A epistemologia nos leva a ver os fundamentos que dão origem ao viver. Um fundamento é um modo de ver.

Maturana:

O que vamos apresentar aqui é uma reflexão sistêmica.

Ximena:

Nós chamamos de sistêmica a reflexão que se dá no âmbito relacional no qual acontece o nosso viver.

Maturana:

O nosso viver está relacionado com os outros. O que vamos fazer são reflexões sobre as relações em nosso viver cotidiano, no âmbito profissional, no âmbito cognitivo, no âmbito familiar e que se relacionam com uma dinâmica que nos pertence.

Ximena:

A teoria sistêmica diz que o existir nos ocorre como um presente contínuo em contínua mudança. Passado e futuro não estão vencidos, são modos de viver o presente. O passado nos diz do presente, ao olhar o futuro imaginamos um devir. Ou seja, o que nos ocorre é um presente em contínua mudança.

Maturana:

Se vocês pensam agora no que farão amanhã à esta hora, podemos dizer que agora estão inventando um devir. Podemos imaginar o amanhã a partir do presente vivido.

Ximena:

Ou seja, o futuro é uma maneira de viver o presente. Esta é uma das coisas que, em nossa cultura, não refletimos. Somos um presente em contínua transformação. Tudo o que somos nos acontece hoje em dia.

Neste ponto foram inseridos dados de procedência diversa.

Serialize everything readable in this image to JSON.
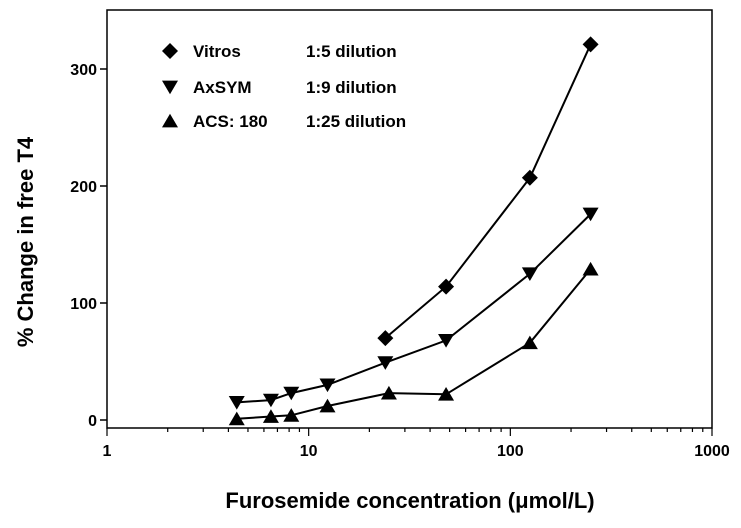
{
  "chart_data": {
    "type": "line",
    "xlabel": "Furosemide concentration (μmol/L)",
    "ylabel": "% Change in free T4",
    "x_scale": "log",
    "xlim": [
      1,
      1000
    ],
    "ylim": [
      0,
      350
    ],
    "x_ticks": [
      "1",
      "10",
      "100",
      "1000"
    ],
    "y_ticks": [
      "0",
      "100",
      "200",
      "300"
    ],
    "x_tick_values": [
      1,
      10,
      100,
      1000
    ],
    "y_tick_values": [
      0,
      100,
      200,
      300
    ],
    "grid": false,
    "legend_position": "top-left",
    "series": [
      {
        "name": "Vitros",
        "dilution": "1:5 dilution",
        "marker": "diamond",
        "points": [
          [
            24,
            70
          ],
          [
            48,
            114
          ],
          [
            125,
            207
          ],
          [
            250,
            321
          ]
        ]
      },
      {
        "name": "AxSYM",
        "dilution": "1:9 dilution",
        "marker": "triangle-down",
        "points": [
          [
            4.4,
            15
          ],
          [
            6.5,
            17
          ],
          [
            8.2,
            23
          ],
          [
            12.4,
            30
          ],
          [
            24,
            49
          ],
          [
            48,
            68
          ],
          [
            125,
            125
          ],
          [
            250,
            176
          ]
        ]
      },
      {
        "name": "ACS: 180",
        "dilution": "1:25 dilution",
        "marker": "triangle-up",
        "points": [
          [
            4.4,
            1
          ],
          [
            6.5,
            3
          ],
          [
            8.2,
            4
          ],
          [
            12.4,
            12
          ],
          [
            25,
            23
          ],
          [
            48,
            22
          ],
          [
            125,
            66
          ],
          [
            250,
            129
          ]
        ]
      }
    ]
  }
}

Além disso, um observador pode distinguir outra importante lei sistêmica: cada vez que um conjunto de elementos começa a conservar-se nestas relações, se abre um espaço para que tudo mude e todas as relações se conservem.

Maturana:

Que sucede? Se estudaram algo na universidade, em uma reflexão, podem recordar o momento em que começaram a estudar, começaram a conversar e a conservar um modo de viver esta relação com a universidade e todo o resto de suas vidas começa a mudar: o que comiam, o que conversavam, o que queriam, aonde viviam, a que horas se levantavam. Tudo começa a mudar e tudo começa a se conservar, neste caso, nesta experiência de viver.

Ximena:

O peculiar na teoria sistêmica é que cada vez que se distingue no espaço relacional o que se deseja conservar, produz mudanças. Não falamos de mudança por mudança, senão falamos de distinguir em nosso viver, em nossa dinâmica relacional, o que queremos conservar. Então, quando isso ocorre, um e outro mudam. Os processos humanos surgem, tanto definidos pelos desejos, como por preferências.

Maturana:

Nem sempre nos damos conta de nosso viver diante disso. Não nos damos conta de que o que fazemos, a cada momento, o fazemos por que queremos fazê-lo! Às vezes não queremos fazê-lo, porém o fazemos para conservar algo. A história evolutiva é uma história de transformações em torno da conservação do viver.

Ximena:

Os desejos se relacionam às entranhas. Se nós definimos o que queremos conservar, estamos de certa maneira fazendo evidentes, explícitos ou conscientes os desejos.

Maturana:

Nada é um percurso ou uma oportunidade em si mesmo. Algo é um percurso ou uma oportunidade só se o desejam. Às vezes, os percursos estão aí, por que não acontecem? Nada é um percurso em si, algo que se faz é um percurso, transforma-se em um percurso no momento em que exista o desejo.

Ximena:

Então, como produzir um viver congruente com a idéia de "Desenvolvimento sustentável e ética"? Para poder entrar nessa questão, necessitamos pensar quais são os fundamentos epistemológicos do nosso fazer? O que queremos dizer quando nos referimos ao âmbito do biológico e cultural do humano?

Maturana:

O que podemos dizer é que quando fazemos referência à história dos seres vivos, podemos compreender que esta é uma experiência e uma história de conservação do viver. E quando fazemos referência à conservação do viver, tudo tem mudado em torno da conservação do viver. Toda a diversidade do organismo, todas as distintas formas elementares e materiais de viver, tudo isto é resultado de mudanças em torno da conservação do viver.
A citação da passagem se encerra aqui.